Saddam Hussein's body was moved by allies from a family plot to a secret place, fearful that Shia Muslims would harm it. Their caution paid off this week when Shia militamen broke into the tomb, tore down photographs of the deposed leader, and set the area on fire.

A leader from Saddam's Albu Nasir tribe told the Guardian, "We had moved the body eight months ago to a safer place. We were afraid something would happen to him. Our fears proved true."

Saddam Hussein was hanged in 2006 after he was convicted of crimes against humanity for the murder of 148 Shia villagers in 1982. He was buried in his birthplace of Awja, about 95 miles north of Iraq's capital. Shia officials taunted the former leader as he stood on the gallows.

The tribal leader, who asked not to be named, added of the operation to move Saddam's body, "There were four of us that took up this mission. We could not move the bodies of Saddam's sons. We are afraid someone will desecrate those graves."

Hussein was buried in the dead of night beside his sons, who were killed by U.S. troops in 2003, six months before their father was captured. Uday and Qusay were both despised by Shi'ites as well. Yahoo! News notes that the tribal leader and other Sunnis were looking into reports that the sons' graves were desecrated.

Shi'ite militias are positioned near the grave of Saddam Hussein to fight the Islamic State, Sunni militants who forced their way through northern Iraq last month and declared a caliphate.

A police captain, speaking from the operations room in the nearby city of Sammara, stated of the incident, "A militia force entered Saddam's tombsite, destroyed everything in sight and set it on fire. Until now they are surrounding the tombsites." The tribal chief confirmed the police captain's account, noting that the milita "smashed everything in site, including photographs" of the deposed leader.

Saddam's grave was located in a family plot in Awja.

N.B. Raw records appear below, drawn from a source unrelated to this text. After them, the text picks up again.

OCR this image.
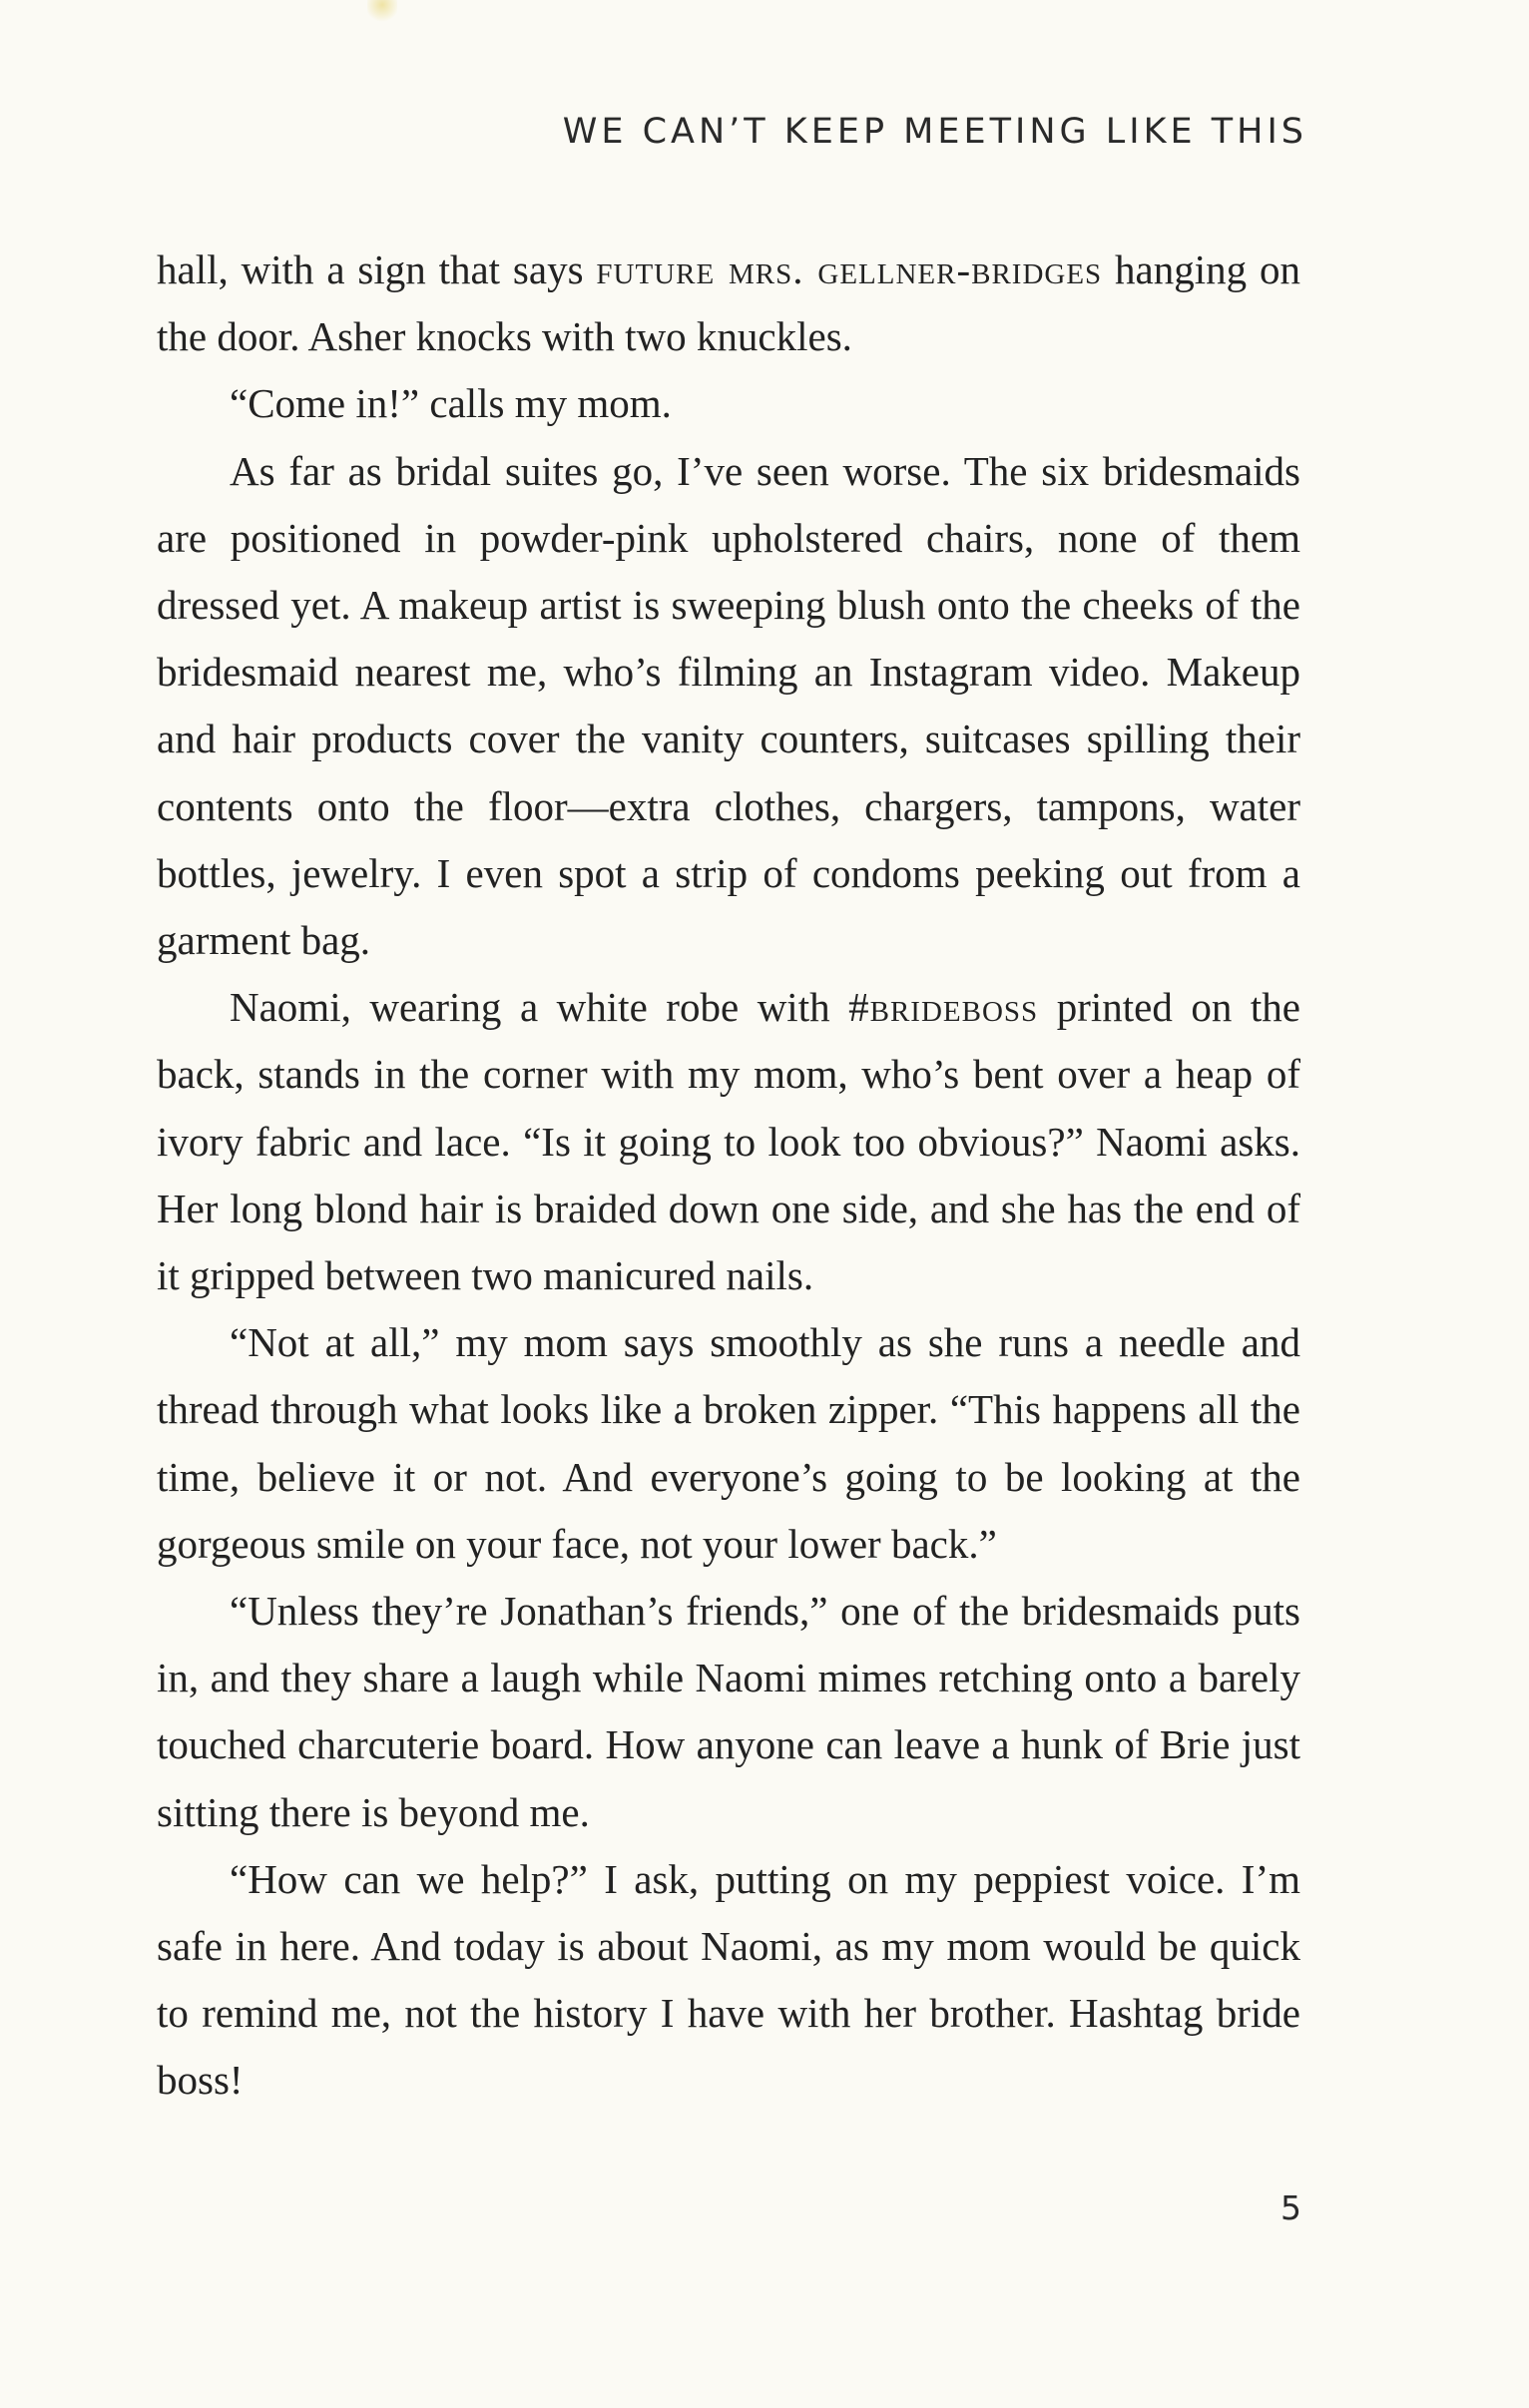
WE CAN’T KEEP MEETING LIKE THIS

hall, with a sign that says future mrs. gellner-bridges hanging on the door. Asher knocks with two knuckles.

“Come in!” calls my mom.

As far as bridal suites go, I’ve seen worse. The six bridesmaids are positioned in powder-pink upholstered chairs, none of them dressed yet. A makeup artist is sweeping blush onto the cheeks of the bridesmaid nearest me, who’s filming an Instagram video. Makeup and hair products cover the vanity counters, suitcases spilling their contents onto the floor—extra clothes, chargers, tampons, water bottles, jewelry. I even spot a strip of condoms peeking out from a garment bag.

Naomi, wearing a white robe with #brideboss printed on the back, stands in the corner with my mom, who’s bent over a heap of ivory fabric and lace. “Is it going to look too obvious?” Naomi asks. Her long blond hair is braided down one side, and she has the end of it gripped between two manicured nails.

“Not at all,” my mom says smoothly as she runs a needle and thread through what looks like a broken zipper. “This happens all the time, believe it or not. And everyone’s going to be looking at the gorgeous smile on your face, not your lower back.”

“Unless they’re Jonathan’s friends,” one of the bridesmaids puts in, and they share a laugh while Naomi mimes retching onto a barely touched charcuterie board. How anyone can leave a hunk of Brie just sitting there is beyond me.

“How can we help?” I ask, putting on my peppiest voice. I’m safe in here. And today is about Naomi, as my mom would be quick to remind me, not the history I have with her brother. Hashtag bride boss!

5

It was dug into the floor of an octagonal, domed building he built in the 1980s for religious festivals. At the time of his burial, the government said that Saddam's body could lie in a secret grave for fear the site would become a shrine to him and a focal point for Baathist rebels.

More than 70 people were killed in car bomb attacks on Shi'ite neighborhoods after the former leader's execution. The Albu Nasir tribe leader would not say where Saddam Hussein's body was moved, though he said the operation took place eight months ago.